In the past article, we learned about best practices for readiness and liveness probes. Additionally, we reviewed a case study where the following misconfigured liveness probe led to cascading failures in production:

Kubernetes configuration with a misconfigured liveness probe

Let's now reproduce the error on your local machine. Afterwards, we simulate and test a solution.

Reproducing the error

We need to simulate a scenario where the liveness and readiness probes encounter failures. To achieve this, we create a server with a health check endpoint. When called by the probes, this endpoint will intentionally respond with an error, replicating the failure conditions.

Step by Step

1) Clone the repository with files for simulating a server and configuring Kubernetes:

git clone https://github.com/jrfilocao/medium-kubernetes.git

2) Install docker

3) Install kubectl:
-
linux: https://kubernetes.io/docs/tasks/tools/install-kubectl-linux/
- macos: https://kubernetes.io/docs/tasks/tools/install-kubectl-macos/

4) Install minikube and start it with docker as a driver:

minikube start --driver=docker

5) Check everything is all right on minikube:

minikube status

6) Point your shell to minikube’s docker-daemon, to fetch the local image of the simulation server

eval $(minikube -p minikube docker-env)

7) Ensure you are in the same directory as the cloned repository. Build the image for the simulation server, which is based on the code in https://kubernetes.io/docs/tasks/configure-pod-container/configure-liveness-readiness-startup-probes/:

docker build -t go-server .  

The endpoint /healthz alternates its response every 60 seconds between HTTP 200 and HTTP 500 status codes. Probing this endpoint will simulate a heavy load on the server, resulting in its unavailability for 60 seconds after being available for 60 seconds.

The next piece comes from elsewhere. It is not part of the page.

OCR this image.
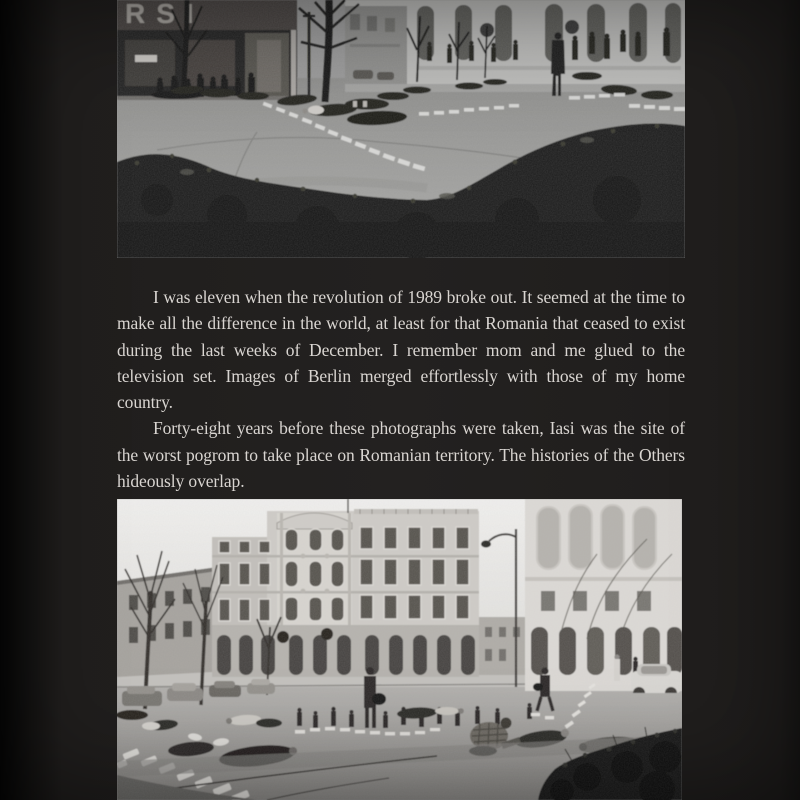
I was eleven when the revolution of 1989 broke out. It seemed at the time to make all the difference in the world, at least for that Romania that ceased to exist during the last weeks of December. I remember mom and me glued to the television set. Images of Berlin merged effortlessly with those of my home country.

Forty-eight years before these photographs were taken, Iasi was the site of the worst pogrom to take place on Romanian territory. The histories of the Others hideously overlap.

8) Apply the Kubernetes configuration with the erroneous liveness:

kubectl apply -f readiness-liveness-failing.yaml

9) Check how the pod is going:

kubectl get pods -A

10) You should see many restarts:

Restarts due to failing liveness probe

11) To track what is happening under /healthz:

kubectl port-forward [name of your pod] 8080

/healthz shows the current HTTP status, /started shows the current second counter. Once the counter reaches 60, it will reset back to zero.

watch -n 2 curl -v 127.0.0.1:8080/healthz 
watch -n 2 curl -v 127.0.0.1:8080/started

Solving the issue

1) Delete the current Kubernetes configuration:

kubectl delete -f readiness-liveness-failing.yaml

2) Apply the configuration which fixes the issue:

kubectl apply -f readiness-liveness-solution.yaml

This configuration only inverts the periodSeconds and failureThreshold between readiness and liveness. After being unavailable for 30 seconds, the pod is marked as not ready and no longer receives traffic. Only after 30*10 seconds (5 minutes) would the liveness probe fail and restart the container.

This configuration also sets the replicaset to two so that the remaining pod can serve the request if one pod is unavailable due to a failing readiness problem.

3) You should not see any restarts. One of the pods becomes temporarily not ready:

No restarts since the pod is being removed first from the Service load balancer due to a failing readiness probe
No restarts since the pod is being removed first from the Service load balancer due to a failing readiness probe

Then, after /healthz starts responding HTTP 200, the pod turns ready again on the next successful readiness probe.

Pod back to a ready state

--

--